If X and Y are both binary with values 0 and 1, then Somers’ D is the difference between two probabilities:

[math]\displaystyle{ D_{YX}=\operatorname{P}(Y=1 \mid X=1)-\operatorname{P}(Y=1\mid X=0). }[/math]

Somers' D for binary dependent variables

In practice, Somers' D is most often used when the dependent variable Y is a binary variable,[2] i.e. for binary classification or prediction of binary outcomes including binary choice models in econometrics. Methods for fitting such models include logistic and probit regression.

Several statistics can be used to quantify the quality of such models: area under the receiver operating characteristic (ROC) curve, Goodman and Kruskal's gamma, Kendall's tau (Tau-a), Somers’ D, etc.

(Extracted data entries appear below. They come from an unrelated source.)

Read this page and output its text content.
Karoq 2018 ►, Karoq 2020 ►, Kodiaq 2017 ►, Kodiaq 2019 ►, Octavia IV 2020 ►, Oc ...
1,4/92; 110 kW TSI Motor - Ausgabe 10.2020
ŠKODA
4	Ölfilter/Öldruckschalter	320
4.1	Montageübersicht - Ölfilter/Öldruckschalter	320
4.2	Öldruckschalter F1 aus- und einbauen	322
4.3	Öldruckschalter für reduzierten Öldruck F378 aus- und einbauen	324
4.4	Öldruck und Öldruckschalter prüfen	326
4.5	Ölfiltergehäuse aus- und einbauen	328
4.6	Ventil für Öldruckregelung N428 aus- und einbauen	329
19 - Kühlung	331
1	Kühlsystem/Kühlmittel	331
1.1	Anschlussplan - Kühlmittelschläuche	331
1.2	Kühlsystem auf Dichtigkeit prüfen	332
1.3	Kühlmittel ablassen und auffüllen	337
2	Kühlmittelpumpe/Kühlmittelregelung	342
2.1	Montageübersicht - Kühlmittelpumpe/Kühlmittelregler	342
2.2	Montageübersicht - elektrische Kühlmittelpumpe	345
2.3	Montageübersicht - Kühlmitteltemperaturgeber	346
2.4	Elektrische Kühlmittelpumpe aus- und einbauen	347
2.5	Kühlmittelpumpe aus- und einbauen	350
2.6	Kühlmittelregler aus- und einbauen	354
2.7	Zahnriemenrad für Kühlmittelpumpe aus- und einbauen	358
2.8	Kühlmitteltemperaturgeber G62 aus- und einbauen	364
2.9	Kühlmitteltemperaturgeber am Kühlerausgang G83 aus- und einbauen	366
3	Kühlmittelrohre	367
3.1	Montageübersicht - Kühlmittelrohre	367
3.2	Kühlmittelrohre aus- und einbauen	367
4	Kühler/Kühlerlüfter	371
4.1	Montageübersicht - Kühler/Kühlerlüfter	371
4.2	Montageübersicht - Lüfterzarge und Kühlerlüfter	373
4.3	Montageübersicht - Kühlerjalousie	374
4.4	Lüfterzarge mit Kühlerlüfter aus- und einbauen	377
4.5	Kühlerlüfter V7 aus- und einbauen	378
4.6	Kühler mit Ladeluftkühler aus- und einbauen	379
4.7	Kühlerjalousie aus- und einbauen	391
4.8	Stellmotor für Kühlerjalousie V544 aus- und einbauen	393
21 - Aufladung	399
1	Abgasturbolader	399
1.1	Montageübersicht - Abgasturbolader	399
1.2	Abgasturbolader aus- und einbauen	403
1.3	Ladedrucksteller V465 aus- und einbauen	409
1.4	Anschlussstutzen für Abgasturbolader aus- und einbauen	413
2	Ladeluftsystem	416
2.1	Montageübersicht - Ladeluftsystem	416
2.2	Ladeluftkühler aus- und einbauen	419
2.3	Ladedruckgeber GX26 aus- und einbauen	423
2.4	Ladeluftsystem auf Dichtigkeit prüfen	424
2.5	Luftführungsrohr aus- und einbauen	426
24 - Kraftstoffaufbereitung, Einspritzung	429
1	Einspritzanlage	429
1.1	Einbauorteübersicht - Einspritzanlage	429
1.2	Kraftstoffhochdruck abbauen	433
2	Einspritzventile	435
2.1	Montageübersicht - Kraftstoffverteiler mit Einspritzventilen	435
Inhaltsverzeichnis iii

Somers’ D is probably the most widely used of the available ordinal association statistics.[3] Identical to the Gini coefficient, Somers’ D is related to the area under the receiver operating characteristic curve (AUC),[2]

[math]\displaystyle{ \mathrm{AUC}=\frac{D_{XY}+1}2 }[/math].

In the case where the independent (predictor) variable X is discrete and the dependent (outcome) variable Y is binary, Somers’ D equals

[math]\displaystyle{ D_{XY}=\frac{N_C-N_D}{N_C+N_D+N_T}, }[/math]

where [math]\displaystyle{ N_T }[/math] is the number of neither concordant nor discordant pairs that are tied on variable X and not on variable Y.

Example

Suppose that the independent (predictor) variable X takes three values, 0.25, 0.5, or 0.75, and dependent (outcome) variable Y takes two values, 0 or 1. The table below contains observed combinations of X and Y:

Frequencies of
Y, X pairs
X
Y
0.25 0.5 0.75
0 3 5 2
1 1 7 6

The number of concordant pairs equals

[math]\displaystyle{ N_C = 3 \times 7 + 3 \times 6 + 5 \times 6 = 69. }[/math]

The number of discordant pairs equals

[math]\displaystyle{ N_D = 1 \times 5 + 1 \times 2 + 7 \times 2 = 21. }[/math]

The number of pairs tied is equal to the total number of pairs minus the concordant and discordant pairs

[math]\displaystyle{ N_T = (3+5+2) \times (1+7+6) - 69 - 21 = 50 }[/math]

Thus, Somers’ D equals

[math]\displaystyle{ D_{XY} = \frac{69-21}{69+21+50} \approx 0.34. }[/math]

References

  1. Somers, R. H. (1962). "A new asymmetric measure of association for ordinal variables". American Sociological Review 27 (6). doi:10.2307/2090408. 
  2. 2.0 2.1 2.2 2.3 Newson, Roger (2002). "Parameters behind "nonparametric" statistics: Kendall's tau, Somers' D and median differences". Stata Journal 2 (1): 45–64. http://www.stata-journal.com/article.html?article=st0007. 
  3. O'Connell, A. A. (2006). Logistic Regression Models for Ordinal Response Variables. SAGE Publications.